Former Tennessee Lady Vols basketball coach Pat Summitt passed away on Tuesday after a five-year battle with dementia. There are a number of people in the sports world honoring the late coach, but there is probably none more emotional than UConn Huskies women’s basketball coach Geno Auriemma.
Auriemma arrived at UConn in 1985 and just a decade later, one of the greatest rivalries in women’s college basketball history began. The two coaches went head-to-head for over ten years and had a pretty bitter rivalry, which the UConn coach claimed was smoothed over in his autobiography.
Following the news of her passing, Geno Auriemma spoke to ESPN and shared some memories of Summitt. It is hard not to tear up while reading them.

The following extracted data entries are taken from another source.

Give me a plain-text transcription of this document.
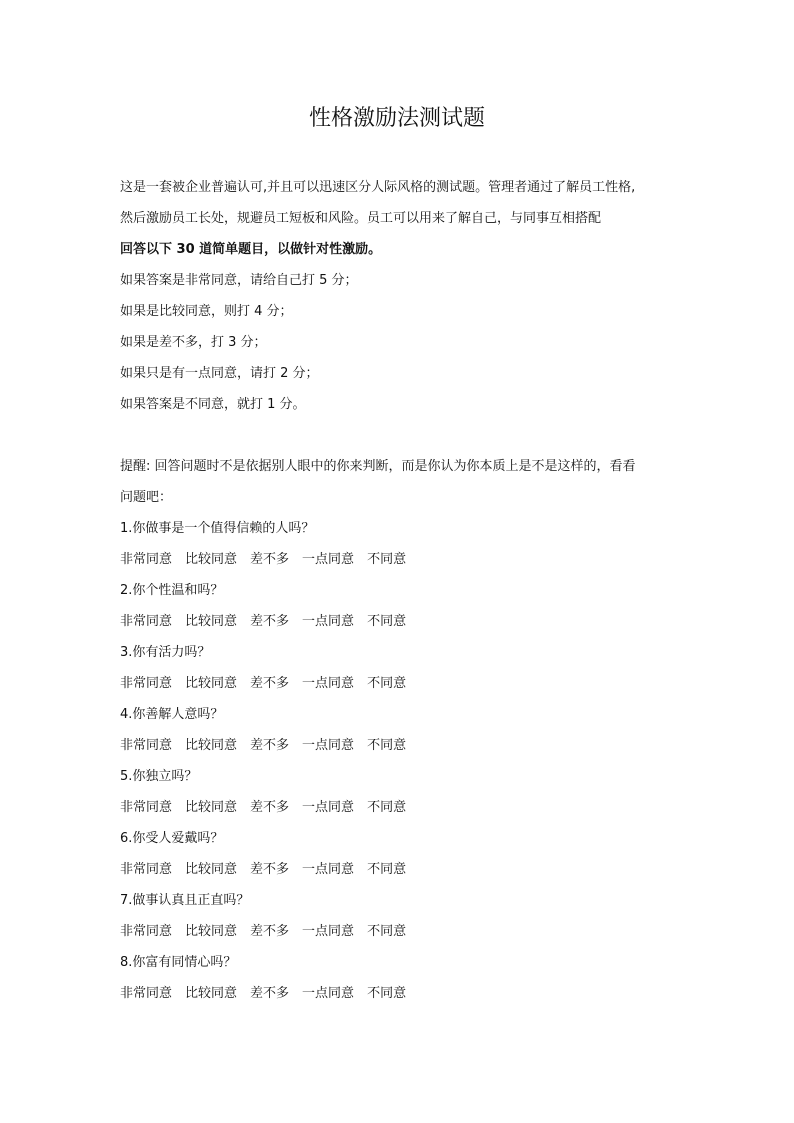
性格激励法测试题
这是一套被企业普遍认可,并且可以迅速区分人际风格的测试题。管理者通过了解员工性格,
然后激励员工长处，规避员工短板和风险。员工可以用来了解自己，与同事互相搭配
回答以下 30 道简单题目，以做针对性激励。
如果答案是非常同意，请给自己打 5 分；
如果是比较同意，则打 4 分；
如果是差不多，打 3 分；
如果只是有一点同意，请打 2 分；
如果答案是不同意，就打 1 分。
提醒: 回答问题时不是依据别人眼中的你来判断，而是你认为你本质上是不是这样的，看看
问题吧：
1.你做事是一个值得信赖的人吗？
非常同意 比较同意 差不多 一点同意 不同意
2.你个性温和吗？
非常同意 比较同意 差不多 一点同意 不同意
3.你有活力吗？
非常同意 比较同意 差不多 一点同意 不同意
4.你善解人意吗？
非常同意 比较同意 差不多 一点同意 不同意
5.你独立吗？
非常同意 比较同意 差不多 一点同意 不同意
6.你受人爱戴吗？
非常同意 比较同意 差不多 一点同意 不同意
7.做事认真且正直吗？
非常同意 比较同意 差不多 一点同意 不同意
8.你富有同情心吗？
非常同意 比较同意 差不多 一点同意 不同意
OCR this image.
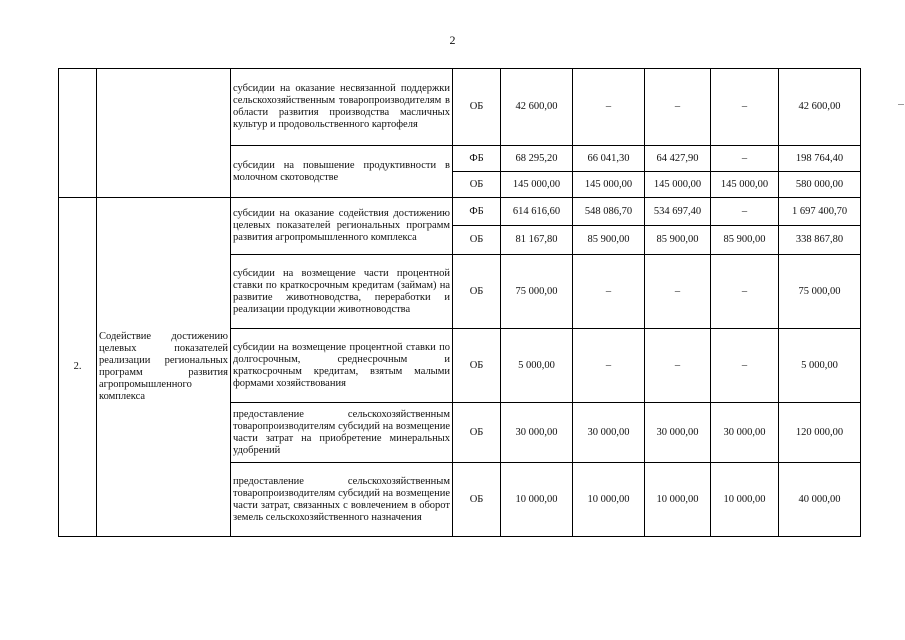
2
		субсидии на оказание несвязанной поддержки сельскохозяйственным товаропроизводителям в области развития производства масличных культур и продовольственного картофеля	ОБ	42 600,00	–	–	–	42 600,00
		субсидии на повышение продуктивности в молочном скотоводстве	ФБ	68 295,20	66 041,30	64 427,90	–	198 764,40
			ОБ	145 000,00	145 000,00	145 000,00	145 000,00	580 000,00
2.	Содействие достижению целевых показателей реализации региональных программ развития агропромышленного комплекса	субсидии на оказание содействия достижению целевых показателей региональных программ развития агропромышленного комплекса	ФБ	614 616,60	548 086,70	534 697,40	–	1 697 400,70
			ОБ	81 167,80	85 900,00	85 900,00	85 900,00	338 867,80
		субсидии на возмещение части процентной ставки по краткосрочным кредитам (займам) на развитие животноводства, переработки и реализации продукции животноводства	ОБ	75 000,00	–	–	–	75 000,00
		субсидии на возмещение процентной ставки по долгосрочным, среднесрочным и краткосрочным кредитам, взятым малыми формами хозяйствования	ОБ	5 000,00	–	–	–	5 000,00
		предоставление сельскохозяйственным товаропроизводителям субсидий на возмещение части затрат на приобретение минеральных удобрений	ОБ	30 000,00	30 000,00	30 000,00	30 000,00	120 000,00
		предоставление сельскохозяйственным товаропроизводителям субсидий на возмещение части затрат, связанных с вовлечением в оборот земель сельскохозяйственного назначения	ОБ	10 000,00	10 000,00	10 000,00	10 000,00	40 000,00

“From a competitive standpoint, it was the one program, the one game that you… each year you kinda measured yourself and your team. ‘Hey, when we play that game, we’ll know if we’re good enough to win a national championship or not,” Auriemma said.
“From a personal standpoint I think you can see how difficult it was back then for a woman to try to do something that really no one had ever done before, and no one thought you could do it. Trying to juggle being a mom and being a coach and being a representative for the game. From all the different aspects of looking at what her career was, there were a lot of things that she was the first. There were other people that did it, but nobody did it better or did it longer.”
The Lady Vols and Huskies met four times in the National Championship Game while Auriemma and Summitt were at the helm of each team.